Algemene beginselen van behoorlijk bestuur
16. Eiser beroept zich op het vertrouwens- en zorgvuldigheidsbeginsel en heeft in dit verband gesteld dat zijn bezwaar als gehonoreerd mag worden beschouwd, nu verweerder niet binnen de wettelijke termijn hierop uitspraak heeft gedaan en de nadien gedane uitspraak op bezwaar daarom niet rechtsgeldig is. De rechtbank overweegt dat de beschikking aansprakelijkstelling dan wel de uitspraak op bezwaar waarbij de beschikking wordt gehandhaafd niet van rechtswege vervalt ten gevolge van het enkele verstrijken van de wettelijke beslistermijn. Een dergelijke consequentie is in de hier van toepassing zijnde wettelijke bepalingen niet aan een overschrijding van de uitspraaktermijn verbonden. Ook overigens is de rechtbank niet gebleken dat sprake is van enige schending van de algemene beginselen van behoorlijk bestuur.
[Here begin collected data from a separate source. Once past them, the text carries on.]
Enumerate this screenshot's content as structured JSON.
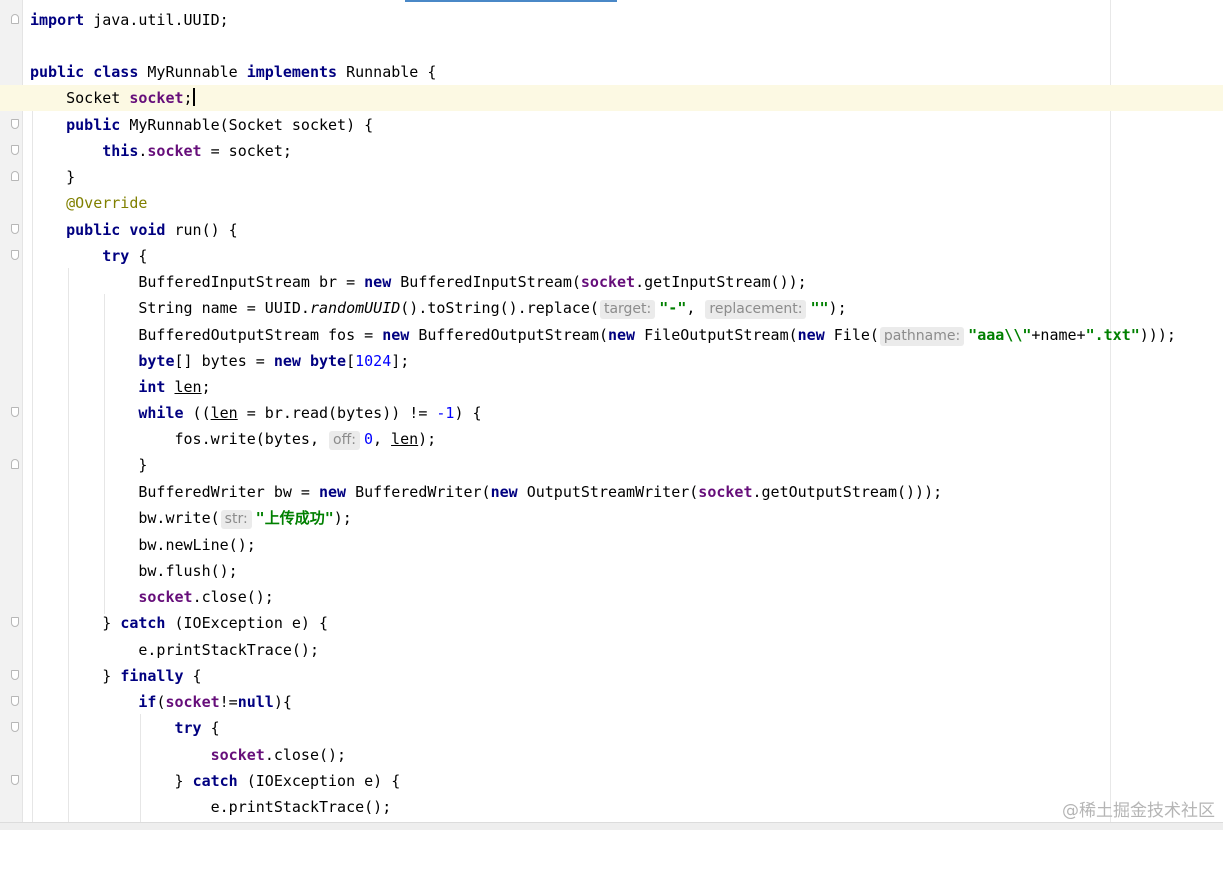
{
  "editor": {
    "language": "java",
    "lines": [
      "import java.util.UUID;",
      "",
      "public class MyRunnable implements Runnable {",
      "    Socket socket;",
      "    public MyRunnable(Socket socket) {",
      "        this.socket = socket;",
      "    }",
      "    @Override",
      "    public void run() {",
      "        try {",
      "            BufferedInputStream br = new BufferedInputStream(socket.getInputStream());",
      "            String name = UUID.randomUUID().toString().replace( target: \"-\",  replacement: \"\");",
      "            BufferedOutputStream fos = new BufferedOutputStream(new FileOutputStream(new File( pathname: \"aaa\\\\\"+name+\".txt\")));",
      "            byte[] bytes = new byte[1024];",
      "            int len;",
      "            while ((len = br.read(bytes)) != -1) {",
      "                fos.write(bytes,  off: 0, len);",
      "            }",
      "            BufferedWriter bw = new BufferedWriter(new OutputStreamWriter(socket.getOutputStream()));",
      "            bw.write( str: \"上传成功\");",
      "            bw.newLine();",
      "            bw.flush();",
      "            socket.close();",
      "        } catch (IOException e) {",
      "            e.printStackTrace();",
      "        } finally {",
      "            if(socket!=null){",
      "                try {",
      "                    socket.close();",
      "                } catch (IOException e) {",
      "                    e.printStackTrace();"
    ],
    "inlay_hints": {
      "target": "target:",
      "replacement": "replacement:",
      "pathname": "pathname:",
      "off": "off:",
      "str": "str:"
    },
    "current_line": 4,
    "colors": {
      "keyword": "#000080",
      "field": "#660e7a",
      "string": "#008000",
      "number": "#0000ff",
      "annotation": "#808000",
      "current_line_bg": "#fcf9e3",
      "tab_accent": "#4a88c7"
    }
  },
  "watermark": "@稀土掘金技术社区"
}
Verweerder heeft juist de aansprakelijkheidsprocedure op verzoek van eiser acht maanden aangehouden in afwachting van betaling van een vordering van eiser op [X N.V.] .
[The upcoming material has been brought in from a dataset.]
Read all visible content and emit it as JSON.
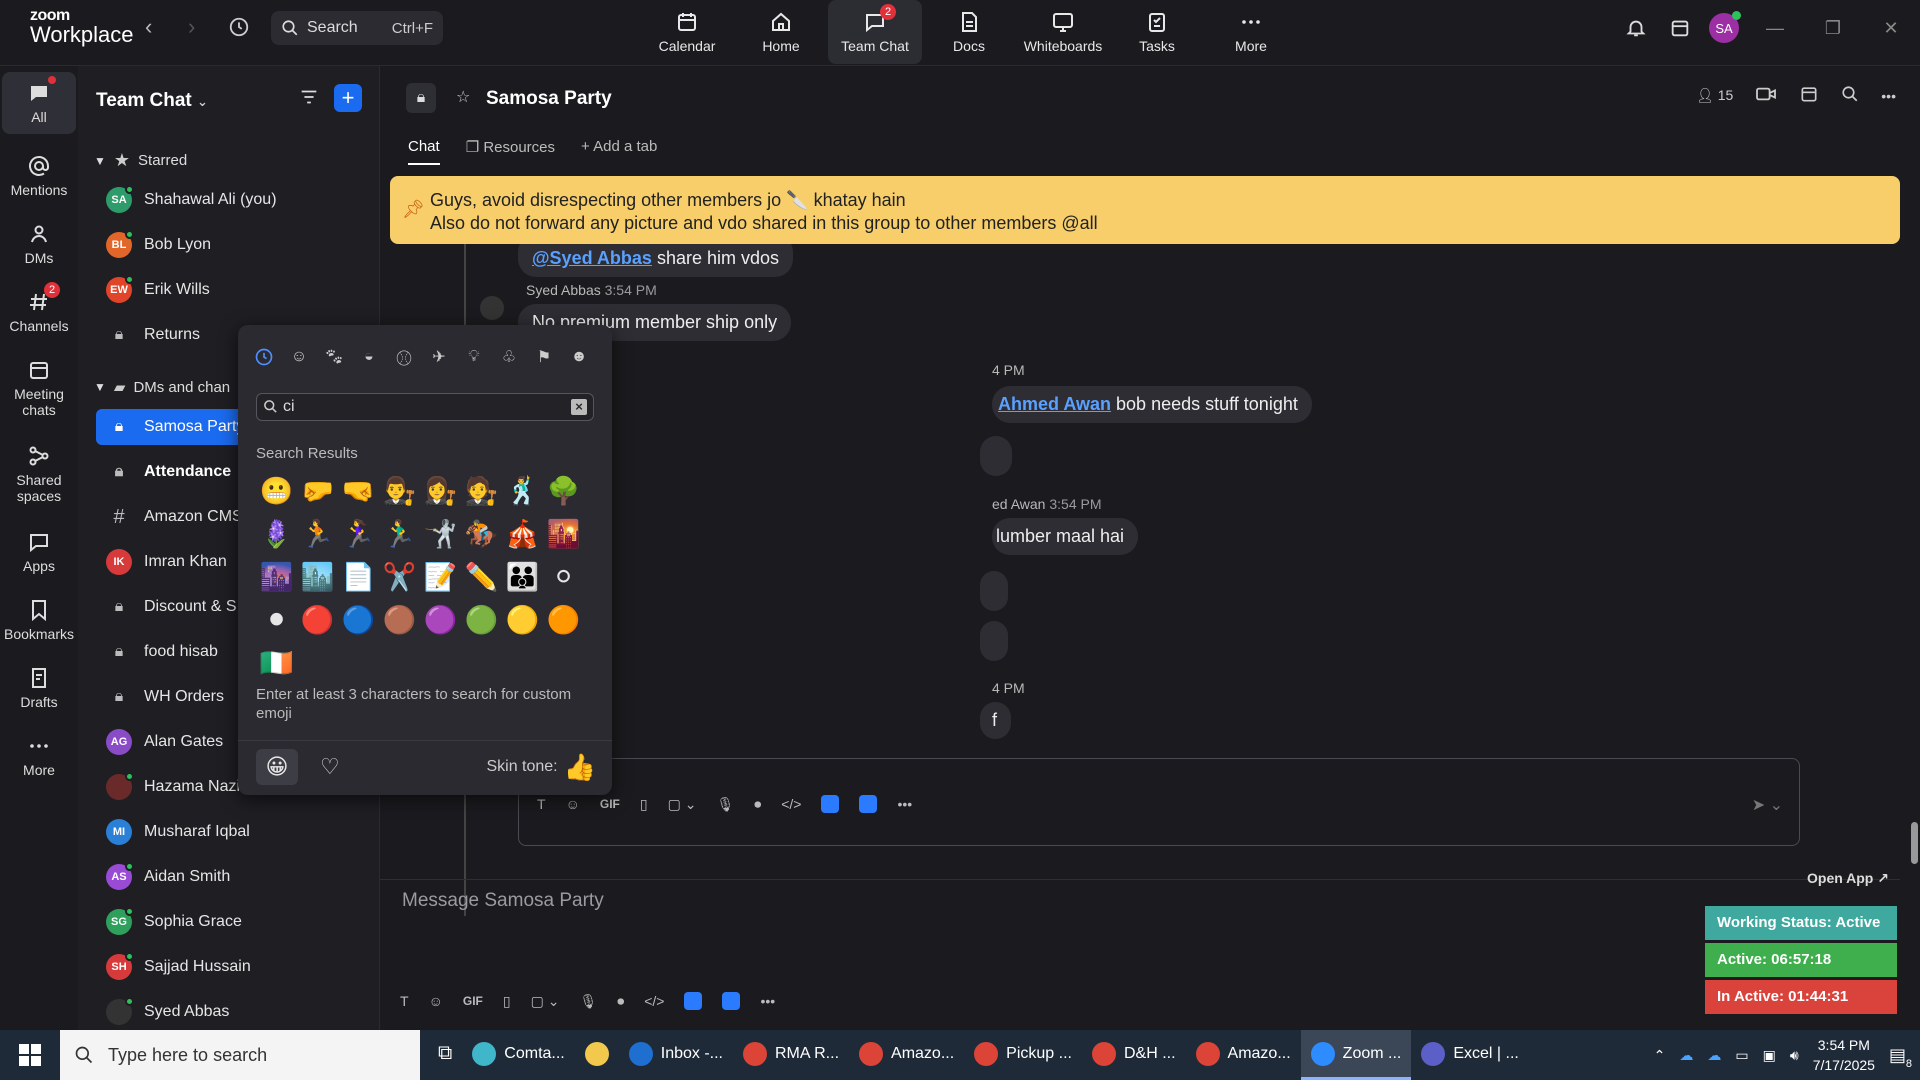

17. Met betrekking tot de aansprakelijkstelling voor de invorderingsrente stelt de rechtbank voorop dat uit het arrest van de Hoge Raad 31 maart 2017, nr. 15/02939, ECLI:NL:HR:2017:530, volgt dat ingevolge artikel 30, lid 1, van de IW de ontvanger het bedrag van de te betalen invorderingsrente vaststelt bij voor bezwaar vatbare beschikking, dat dit bedrag “op andere wijze schriftelijk kenbaar gemaakt” wordt en dat aansprakelijkstelling voor invorderingsrente geschiedt door middel van een tot de aansprakelijk gestelde gerichte beschikking die wordt gegeven nadat een betaling is gedaan en de in artikel 30, lid 1, van de IW bedoelde beschikking is gegeven. Ter zitting heeft verweerder verklaard dat de invorderingsrente niet is vastgesteld bij voor bezwaar vatbare beschikking. Dit leidt er toe leidt dat de aansprakelijkstelling voor de in de beschikkingen genoemde bedragen aan invorderingsrenten van in totaal € 5.241 dienen te vervallen. Het beroep zal om die reden in zoverre gegrond worden verklaard.
Boeten, kosten en heffingsrente
18. Artikel 32, tweede lid, van de IW bepaalt dat eiser alleen aansprakelijk gesteld kan worden voor de boeten, kosten en rente voor zover het belopen ervan aan hem te wijten is. Verweerder heeft gesteld dat het aan eiser, als bestuurder van de [B.V.] , is te wijten dat de boete, rente en kosten zijn opgelopen, omdat eiser de beschikbare gelden heeft onttrokken aan de [B.V.] en doorgesluisd naar privé, waardoor de [B.V.] niet langer aan zijn verplichtingen kon voldoen.
De rechtbank overweegt dat uit het door verweerder in beroep overgelegde overzicht “Ontvangsten op privérekening van [A B.V.] ” blijkt dat vanaf januari 2010 tot en met december 2014 betalingen zijn gedaan op de privé-rekening van eiser, welke bedragen bestemd waren voor de [B.V.] , waaronder betalingen van door de [B.V.] opgemaakte facturen inclusief omzetbelasting. Eiser heeft dit ter zitting ook uitdrukkelijk erkend. Nu eiser om hem moverende redenen blijkbaar voorrang heeft gegeven aan ontvangst van betalingen in privé (die meer bedroegen dan het loon zoals dat door eiser is aangegeven) boven de betaling aan verweerder van de verschuldigde loonheffing en omzetbelasting is het aan eiser te wijten dat de belasting niet is betaald. Aldus is aan eiser te wijten dat boeten, kosten en heffingsrente zijn belopen, zodat eiser daarvoor terecht aansprakelijk is gesteld.
19. Gelet op het onder 14 overwogene dient het bedrag van de aansprakelijkstelling te worden teruggebracht van € 192.191 tot € 186.950.”